Our results show that therapy assessment with PET/CT has great impact on the treatment of patients with HNSCC. New treatment was initiated after 20.4% of scans because PET/CT results showed possible residual disease. In addition, PET/CT scans confirmed complete response to initial treatment in 77.6% of patients, and the patients underwent follow-up without further treatment. This finding is consistent with those of several previous studies showing the impact of PET/CT after chemoradiation therapy on therapeutic decision making [21
Kikuchi et al. [23
] evaluated the effect of posttreatment PET/CT on survival prediction in patients with HNSCC. They included all patients with definitive treatment (surgery, chemotherapy, radiation therapy) and excluded patients with nasopharyngeal and salivary gland carcinoma. Their results showed that the first posttreatment PET/CT (within 3.8 months after treatment) is useful for detection of subclinical lesions and for survival prediction in patients with HNSCC. Similarly, our results show that performing PET/CT a median of 3.4 months after surgical resection is valuable for both therapy assessment and outcome prediction in patients with HNSCC. Our results determined that posttreatment PET/CT is valuable to both patients treated with surgery alone and those who undergo adjuvant chemoradiation therapy after primary resection, especially when there is clinical suspicion of recurrence.
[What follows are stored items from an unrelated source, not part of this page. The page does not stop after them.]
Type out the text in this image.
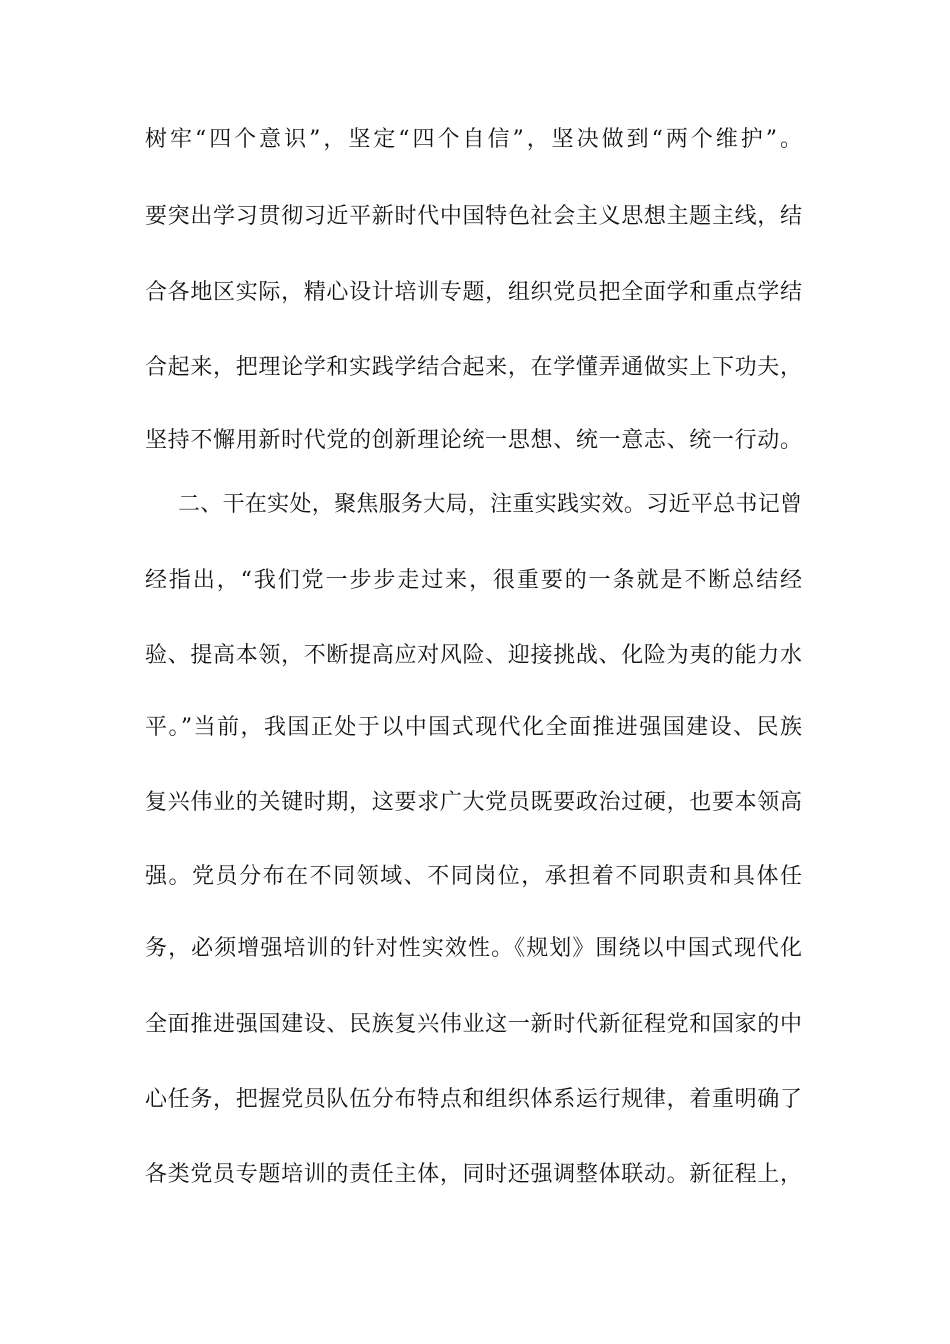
树牢“四个意识”，坚定“四个自信”，坚决做到“两个维护”。
要突出学习贯彻习近平新时代中国特色社会主义思想主题主线，结
合各地区实际，精心设计培训专题，组织党员把全面学和重点学结
合起来，把理论学和实践学结合起来，在学懂弄通做实上下功夫，
坚持不懈用新时代党的创新理论统一思想、统一意志、统一行动。
二、干在实处，聚焦服务大局，注重实践实效。习近平总书记曾
经指出，“我们党一步步走过来，很重要的一条就是不断总结经
验、提高本领，不断提高应对风险、迎接挑战、化险为夷的能力水
平。”当前，我国正处于以中国式现代化全面推进强国建设、民族
复兴伟业的关键时期，这要求广大党员既要政治过硬，也要本领高
强。党员分布在不同领域、不同岗位，承担着不同职责和具体任
务，必须增强培训的针对性实效性。《规划》围绕以中国式现代化
全面推进强国建设、民族复兴伟业这一新时代新征程党和国家的中
心任务，把握党员队伍分布特点和组织体系运行规律，着重明确了
各类党员专题培训的责任主体，同时还强调整体联动。新征程上，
The survival prediction value was observed in both early- and advanced-stage HNSCC.
We acknowledge limitations to our study. It was retrospective, and there is the possibility of inherent errors of confounding when exposure is not controlled. The clinical indication for PET/CT was retrospectively examined from the electronic medical records and the indication mentioned in the PET/CT reports. The exact perspective of the clinician requesting the study was not known. We included both PET/CT scans with IV contrast enhancement and those without enhancement. Use of unenhanced scans may have led to an increased number of indeterminate results. In addition, the biopsies that were performed to confirm residual disease were performed by surgical excision or under image guidance, and those performed with image guidance have limitations such as sampling error. Finally, a public registry and the patient medical records at our hospital were used to determine the dates of death of patients. There may have been lag time between death and public registry update, which may have resulted in loss of accurate mortality data. On the other hand, for patients who were alive, the overall survival was censored to their last date of follow-up at our institution, and this can affect the survival results.